Follow-up regarding the provided case:
I ran your case in various configurations on my system and the runtime is dominated by the generation of “ownership data”. This is what @DavidSCN referred to in his post and version 3 brings significant gains here as you can see in the last example.
Setup: preCICE v2.5.1/v3.1.1 (Release + PRECICE_RELEASE_WITH_ASSERTION
, no IPO) with clang 17.0.6 and mold linker 2.30.0 on AMD 5900X with 32GB of memory, using the loopback interface. Setup run on a tmpfs (in memory). I tried different filters, 2LI, and different safety factors.
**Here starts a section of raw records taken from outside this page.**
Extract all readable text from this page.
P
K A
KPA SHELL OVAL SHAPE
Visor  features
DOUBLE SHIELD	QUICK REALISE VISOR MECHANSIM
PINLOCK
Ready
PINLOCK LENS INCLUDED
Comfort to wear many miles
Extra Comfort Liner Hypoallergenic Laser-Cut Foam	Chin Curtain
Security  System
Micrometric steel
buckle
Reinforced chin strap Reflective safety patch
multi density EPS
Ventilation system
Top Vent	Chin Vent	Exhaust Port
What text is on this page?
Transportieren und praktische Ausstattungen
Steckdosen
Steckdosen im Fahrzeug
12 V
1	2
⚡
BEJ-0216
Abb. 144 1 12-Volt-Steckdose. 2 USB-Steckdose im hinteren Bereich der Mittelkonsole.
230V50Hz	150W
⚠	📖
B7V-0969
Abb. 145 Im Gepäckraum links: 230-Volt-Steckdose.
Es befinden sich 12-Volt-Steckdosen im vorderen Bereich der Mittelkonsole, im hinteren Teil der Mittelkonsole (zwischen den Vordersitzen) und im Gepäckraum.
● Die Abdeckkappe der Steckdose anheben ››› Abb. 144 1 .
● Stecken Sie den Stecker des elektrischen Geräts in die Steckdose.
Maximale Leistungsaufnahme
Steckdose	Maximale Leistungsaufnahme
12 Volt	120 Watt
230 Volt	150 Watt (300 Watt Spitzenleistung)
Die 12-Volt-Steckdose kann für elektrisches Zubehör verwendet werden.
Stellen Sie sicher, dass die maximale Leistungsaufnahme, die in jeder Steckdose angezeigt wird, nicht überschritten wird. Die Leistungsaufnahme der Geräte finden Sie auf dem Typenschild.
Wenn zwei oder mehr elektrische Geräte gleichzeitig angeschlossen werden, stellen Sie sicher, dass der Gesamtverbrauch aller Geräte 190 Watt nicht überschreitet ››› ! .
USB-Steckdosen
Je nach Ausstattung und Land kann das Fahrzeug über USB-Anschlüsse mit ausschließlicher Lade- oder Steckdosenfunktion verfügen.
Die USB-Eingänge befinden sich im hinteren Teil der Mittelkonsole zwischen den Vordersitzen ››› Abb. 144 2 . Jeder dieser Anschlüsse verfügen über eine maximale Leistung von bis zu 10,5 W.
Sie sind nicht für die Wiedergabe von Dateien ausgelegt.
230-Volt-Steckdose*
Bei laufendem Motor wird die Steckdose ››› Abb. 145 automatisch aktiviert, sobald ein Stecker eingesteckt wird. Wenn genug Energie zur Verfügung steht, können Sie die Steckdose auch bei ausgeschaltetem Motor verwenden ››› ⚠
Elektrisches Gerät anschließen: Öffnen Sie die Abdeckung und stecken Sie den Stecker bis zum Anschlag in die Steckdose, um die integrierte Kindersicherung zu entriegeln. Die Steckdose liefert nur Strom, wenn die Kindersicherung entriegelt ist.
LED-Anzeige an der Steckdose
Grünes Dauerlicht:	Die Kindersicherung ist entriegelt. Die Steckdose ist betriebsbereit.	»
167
I used the event2trace script to produce the traces of the following cases and visualized them using ui.perfetto.dev.
Provided case
Case as provided by you. Only change is changing the interface.
Default settings
Provided case with default safety-factor and geometric filter (I remove them):
trace-stock.json.txt (6.8 MB)
No safety-factor
Provided case with safety-factor of 0 and no geometric filter
Two-level initialization
Provided case with default safety-factor and geometric filter and two-level-initialization:
V3 example
I ported your case to preCICE v3 and the result looks like this.
pypyrecice_v3.zip (301.8 KB)
The entire initialization is now ~2s coming from ~35s in v2.
trace-v3.json.txt (4.1 MB)
Note that the v3 version of the python bindings trade performance for safety and usability. Reading the expensive rhoVW
in solver2 for example takes 50ms in python, but only 3ms in preCICE. This inflates the time spent in the solver, which inflates the time the solver needs to wait for each other.
In practise your solve step should dwarf the read/write in terms of computational cost.